Differential EI fragmentation pathways for peracetylated C-glycoside ketones as a consequence of bicyclic ketal ring structures.

Several C-glycoside ketones and peracetylated C-glycoside ketones have been synthesized from 13 structurally-diverse aldoses sugars (including isotope labeled [1-(13)C]Glc, [U-(13)C]Glc, and [6, 6'-(2)H(2)]Glc) via an aqueous-based Knoevanagel condensation with aliphatic 1,3-diketones. Sodium adduct molecular ions observed by MALDI-TOF MS confirmed that the reactions are essentially quantitative, and that the acetylation products are the expected peracetylated C-glycoside ketones, rather than cyclized ketofurans.

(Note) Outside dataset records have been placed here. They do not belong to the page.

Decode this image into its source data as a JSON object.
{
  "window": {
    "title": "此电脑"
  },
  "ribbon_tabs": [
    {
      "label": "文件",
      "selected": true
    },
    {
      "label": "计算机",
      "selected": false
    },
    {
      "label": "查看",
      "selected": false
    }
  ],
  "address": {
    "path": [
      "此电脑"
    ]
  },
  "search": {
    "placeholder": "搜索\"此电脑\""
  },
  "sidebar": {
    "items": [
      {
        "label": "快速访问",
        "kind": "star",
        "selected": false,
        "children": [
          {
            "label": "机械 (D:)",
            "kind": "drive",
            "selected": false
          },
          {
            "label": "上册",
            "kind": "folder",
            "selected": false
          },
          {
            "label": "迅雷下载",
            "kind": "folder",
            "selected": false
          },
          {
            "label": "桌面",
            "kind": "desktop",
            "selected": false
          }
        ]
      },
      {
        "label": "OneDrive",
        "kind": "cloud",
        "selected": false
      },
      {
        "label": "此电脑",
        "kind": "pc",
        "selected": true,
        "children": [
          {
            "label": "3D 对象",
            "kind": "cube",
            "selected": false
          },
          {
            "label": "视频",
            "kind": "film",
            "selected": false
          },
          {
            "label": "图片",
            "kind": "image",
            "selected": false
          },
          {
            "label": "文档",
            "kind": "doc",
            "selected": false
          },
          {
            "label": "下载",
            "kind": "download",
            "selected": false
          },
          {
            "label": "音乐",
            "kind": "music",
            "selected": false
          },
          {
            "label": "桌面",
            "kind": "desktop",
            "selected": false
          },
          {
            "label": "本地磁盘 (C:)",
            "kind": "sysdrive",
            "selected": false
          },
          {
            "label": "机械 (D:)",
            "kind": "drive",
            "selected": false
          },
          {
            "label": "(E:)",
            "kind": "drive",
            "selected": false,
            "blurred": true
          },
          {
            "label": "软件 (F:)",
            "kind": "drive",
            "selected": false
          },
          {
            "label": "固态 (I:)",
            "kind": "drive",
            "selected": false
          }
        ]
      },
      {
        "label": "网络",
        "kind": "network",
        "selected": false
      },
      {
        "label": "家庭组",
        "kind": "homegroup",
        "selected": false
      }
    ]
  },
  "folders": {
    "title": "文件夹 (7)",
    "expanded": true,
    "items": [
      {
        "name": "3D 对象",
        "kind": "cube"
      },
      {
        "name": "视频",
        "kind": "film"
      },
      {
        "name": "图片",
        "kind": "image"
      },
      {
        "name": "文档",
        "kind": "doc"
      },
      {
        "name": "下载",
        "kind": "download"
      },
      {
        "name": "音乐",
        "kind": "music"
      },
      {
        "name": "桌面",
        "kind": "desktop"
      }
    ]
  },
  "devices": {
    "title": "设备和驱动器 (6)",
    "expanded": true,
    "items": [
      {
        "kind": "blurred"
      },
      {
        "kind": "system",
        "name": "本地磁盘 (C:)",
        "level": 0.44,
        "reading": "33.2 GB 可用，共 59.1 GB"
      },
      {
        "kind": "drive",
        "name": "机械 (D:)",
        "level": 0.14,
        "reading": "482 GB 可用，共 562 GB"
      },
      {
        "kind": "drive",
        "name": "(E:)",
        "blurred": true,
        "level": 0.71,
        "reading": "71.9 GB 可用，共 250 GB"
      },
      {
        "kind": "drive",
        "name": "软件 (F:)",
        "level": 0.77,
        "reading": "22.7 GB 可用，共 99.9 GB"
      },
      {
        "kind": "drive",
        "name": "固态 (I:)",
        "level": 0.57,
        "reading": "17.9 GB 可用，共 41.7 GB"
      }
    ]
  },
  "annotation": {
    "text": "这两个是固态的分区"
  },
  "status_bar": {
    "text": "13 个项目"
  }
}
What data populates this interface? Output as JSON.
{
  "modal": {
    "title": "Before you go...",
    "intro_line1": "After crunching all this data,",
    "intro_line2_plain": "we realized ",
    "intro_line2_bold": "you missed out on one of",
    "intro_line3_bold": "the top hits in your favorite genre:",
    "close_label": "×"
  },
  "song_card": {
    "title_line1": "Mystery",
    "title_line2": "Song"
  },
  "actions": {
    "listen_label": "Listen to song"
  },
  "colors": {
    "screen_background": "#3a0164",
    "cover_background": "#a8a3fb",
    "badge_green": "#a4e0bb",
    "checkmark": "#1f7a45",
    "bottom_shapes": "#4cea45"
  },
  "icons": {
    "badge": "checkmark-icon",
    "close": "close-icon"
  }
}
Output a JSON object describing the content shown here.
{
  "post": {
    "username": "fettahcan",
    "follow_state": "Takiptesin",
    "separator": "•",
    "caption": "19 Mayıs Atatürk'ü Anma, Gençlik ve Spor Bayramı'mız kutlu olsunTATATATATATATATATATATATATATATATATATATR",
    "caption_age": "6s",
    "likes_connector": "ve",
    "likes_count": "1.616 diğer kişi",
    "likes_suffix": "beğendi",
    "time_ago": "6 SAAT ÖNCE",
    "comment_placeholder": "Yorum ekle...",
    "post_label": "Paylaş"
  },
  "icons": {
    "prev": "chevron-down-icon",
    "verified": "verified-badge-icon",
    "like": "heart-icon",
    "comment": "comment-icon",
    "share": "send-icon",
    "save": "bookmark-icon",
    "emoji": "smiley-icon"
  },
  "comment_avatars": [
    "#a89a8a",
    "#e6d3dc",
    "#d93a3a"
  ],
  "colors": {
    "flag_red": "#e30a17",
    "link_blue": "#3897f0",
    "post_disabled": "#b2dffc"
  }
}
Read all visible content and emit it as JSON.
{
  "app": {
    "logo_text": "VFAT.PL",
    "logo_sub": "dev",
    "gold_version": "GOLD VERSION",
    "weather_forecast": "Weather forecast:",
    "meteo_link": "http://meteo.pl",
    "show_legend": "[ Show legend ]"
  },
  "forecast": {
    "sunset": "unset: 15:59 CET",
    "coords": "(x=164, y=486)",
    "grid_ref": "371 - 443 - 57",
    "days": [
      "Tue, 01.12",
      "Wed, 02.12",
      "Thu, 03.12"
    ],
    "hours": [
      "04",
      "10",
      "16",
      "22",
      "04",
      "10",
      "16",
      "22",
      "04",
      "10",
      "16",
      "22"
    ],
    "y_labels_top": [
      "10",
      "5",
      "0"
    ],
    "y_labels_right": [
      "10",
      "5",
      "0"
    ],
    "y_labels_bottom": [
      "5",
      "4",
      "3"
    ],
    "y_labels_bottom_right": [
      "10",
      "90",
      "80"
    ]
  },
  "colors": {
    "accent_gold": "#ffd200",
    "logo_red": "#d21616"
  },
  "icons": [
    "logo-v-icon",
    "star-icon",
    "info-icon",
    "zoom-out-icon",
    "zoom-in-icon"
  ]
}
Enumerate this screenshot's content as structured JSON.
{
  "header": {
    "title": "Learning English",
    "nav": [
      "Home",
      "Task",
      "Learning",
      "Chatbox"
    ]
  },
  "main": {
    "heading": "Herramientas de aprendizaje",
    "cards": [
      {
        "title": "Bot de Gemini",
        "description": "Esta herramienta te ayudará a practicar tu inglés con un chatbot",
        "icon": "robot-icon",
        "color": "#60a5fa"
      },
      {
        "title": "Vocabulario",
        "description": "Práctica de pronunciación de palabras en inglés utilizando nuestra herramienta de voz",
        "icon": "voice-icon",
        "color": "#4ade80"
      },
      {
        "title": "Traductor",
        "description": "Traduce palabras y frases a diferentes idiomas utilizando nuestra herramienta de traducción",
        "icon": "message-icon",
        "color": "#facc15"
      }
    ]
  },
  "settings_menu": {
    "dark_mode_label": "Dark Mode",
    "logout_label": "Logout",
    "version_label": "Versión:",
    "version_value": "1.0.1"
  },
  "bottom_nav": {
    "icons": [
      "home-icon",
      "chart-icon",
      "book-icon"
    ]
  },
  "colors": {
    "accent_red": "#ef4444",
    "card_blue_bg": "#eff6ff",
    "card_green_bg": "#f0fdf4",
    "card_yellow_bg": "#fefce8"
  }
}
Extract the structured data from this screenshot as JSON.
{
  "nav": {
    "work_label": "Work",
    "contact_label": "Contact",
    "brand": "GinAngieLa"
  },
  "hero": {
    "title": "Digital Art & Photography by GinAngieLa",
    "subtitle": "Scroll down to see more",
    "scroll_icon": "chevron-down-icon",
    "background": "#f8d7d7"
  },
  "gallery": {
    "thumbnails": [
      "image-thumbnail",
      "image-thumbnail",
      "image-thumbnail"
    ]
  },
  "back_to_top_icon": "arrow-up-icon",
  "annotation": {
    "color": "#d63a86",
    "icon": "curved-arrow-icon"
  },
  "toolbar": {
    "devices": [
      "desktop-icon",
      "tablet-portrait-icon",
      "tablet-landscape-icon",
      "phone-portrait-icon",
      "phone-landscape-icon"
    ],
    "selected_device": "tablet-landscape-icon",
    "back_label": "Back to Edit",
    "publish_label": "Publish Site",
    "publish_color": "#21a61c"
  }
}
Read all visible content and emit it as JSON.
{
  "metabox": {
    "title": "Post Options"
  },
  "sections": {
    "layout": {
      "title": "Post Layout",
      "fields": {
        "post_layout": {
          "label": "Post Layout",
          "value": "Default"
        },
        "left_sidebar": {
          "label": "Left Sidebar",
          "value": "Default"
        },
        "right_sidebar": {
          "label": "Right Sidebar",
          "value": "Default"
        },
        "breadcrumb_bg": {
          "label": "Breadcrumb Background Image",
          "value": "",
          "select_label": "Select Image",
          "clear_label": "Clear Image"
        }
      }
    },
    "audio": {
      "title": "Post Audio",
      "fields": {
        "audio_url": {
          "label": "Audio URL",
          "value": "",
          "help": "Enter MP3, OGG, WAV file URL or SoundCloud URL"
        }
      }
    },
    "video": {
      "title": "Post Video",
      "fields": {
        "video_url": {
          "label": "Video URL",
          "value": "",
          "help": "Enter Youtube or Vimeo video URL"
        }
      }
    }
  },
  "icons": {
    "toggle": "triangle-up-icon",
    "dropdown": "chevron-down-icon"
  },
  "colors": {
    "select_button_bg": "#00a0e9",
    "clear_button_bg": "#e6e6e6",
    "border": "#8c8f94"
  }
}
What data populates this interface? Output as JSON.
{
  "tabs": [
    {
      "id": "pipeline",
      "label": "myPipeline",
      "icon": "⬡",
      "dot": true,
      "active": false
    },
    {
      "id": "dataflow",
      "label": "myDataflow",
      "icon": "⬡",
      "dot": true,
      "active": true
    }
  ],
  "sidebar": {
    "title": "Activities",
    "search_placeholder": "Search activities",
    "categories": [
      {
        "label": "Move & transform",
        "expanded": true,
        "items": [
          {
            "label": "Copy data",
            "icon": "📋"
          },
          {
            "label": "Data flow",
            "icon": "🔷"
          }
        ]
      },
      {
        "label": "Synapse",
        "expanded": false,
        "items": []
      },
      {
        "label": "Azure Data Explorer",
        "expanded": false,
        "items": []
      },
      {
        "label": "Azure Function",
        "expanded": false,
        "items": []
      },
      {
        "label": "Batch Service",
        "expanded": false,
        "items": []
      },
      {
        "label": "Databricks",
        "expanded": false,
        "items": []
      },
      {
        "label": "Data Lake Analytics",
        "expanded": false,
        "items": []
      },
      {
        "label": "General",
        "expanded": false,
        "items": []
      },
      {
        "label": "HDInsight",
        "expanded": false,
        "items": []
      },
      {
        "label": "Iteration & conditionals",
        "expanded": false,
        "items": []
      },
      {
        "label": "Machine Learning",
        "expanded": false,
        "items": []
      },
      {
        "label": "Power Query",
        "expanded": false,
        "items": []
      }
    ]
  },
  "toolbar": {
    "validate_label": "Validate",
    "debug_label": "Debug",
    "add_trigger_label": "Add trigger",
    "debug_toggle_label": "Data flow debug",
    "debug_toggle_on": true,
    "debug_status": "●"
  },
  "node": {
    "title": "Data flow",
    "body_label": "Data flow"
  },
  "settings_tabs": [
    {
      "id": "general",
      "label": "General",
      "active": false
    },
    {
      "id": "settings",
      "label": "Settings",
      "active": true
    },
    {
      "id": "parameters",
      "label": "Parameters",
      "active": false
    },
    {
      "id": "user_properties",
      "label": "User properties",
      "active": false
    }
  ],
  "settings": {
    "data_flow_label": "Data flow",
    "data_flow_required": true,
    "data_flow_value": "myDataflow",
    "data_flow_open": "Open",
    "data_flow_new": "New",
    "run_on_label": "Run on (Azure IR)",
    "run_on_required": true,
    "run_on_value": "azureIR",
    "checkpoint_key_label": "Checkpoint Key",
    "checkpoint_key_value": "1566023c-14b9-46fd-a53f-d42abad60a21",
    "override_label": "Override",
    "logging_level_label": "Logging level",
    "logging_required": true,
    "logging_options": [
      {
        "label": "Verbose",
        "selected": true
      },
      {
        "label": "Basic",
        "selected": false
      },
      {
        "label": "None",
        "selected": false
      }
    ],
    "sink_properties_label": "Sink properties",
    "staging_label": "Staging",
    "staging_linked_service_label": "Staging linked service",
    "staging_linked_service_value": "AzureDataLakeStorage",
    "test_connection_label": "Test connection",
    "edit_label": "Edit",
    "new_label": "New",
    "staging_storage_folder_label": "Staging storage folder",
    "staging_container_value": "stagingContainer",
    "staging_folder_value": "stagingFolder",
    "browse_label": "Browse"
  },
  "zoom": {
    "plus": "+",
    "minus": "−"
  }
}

Analysis of the peracetylated C-glycoside ketones by gas chromatography-EI-MS show characteristic fragment ions that have been assigned to four distinct fragmentation pathways. Peracetylated aldohexose-, aldopentose-, and 6-deoxyaldohexose-C-glycoside ketones fragment via gas phase furanoid intermediates. These data, and DFT calculations, indicate that the furanoid intermediates arise because the peracetylated C-glycoside ketones adopt a bicyclic structure containing a 5-member ketal ring. This ketal ring is the precursor of the furanoid rings in the gas phase. The 2-deoxyhexose-C-glycoside ketones are unable to form an intramolecular 2-ketal bond, and therefore undergo ion fragmentations via nonfuranoid pathways.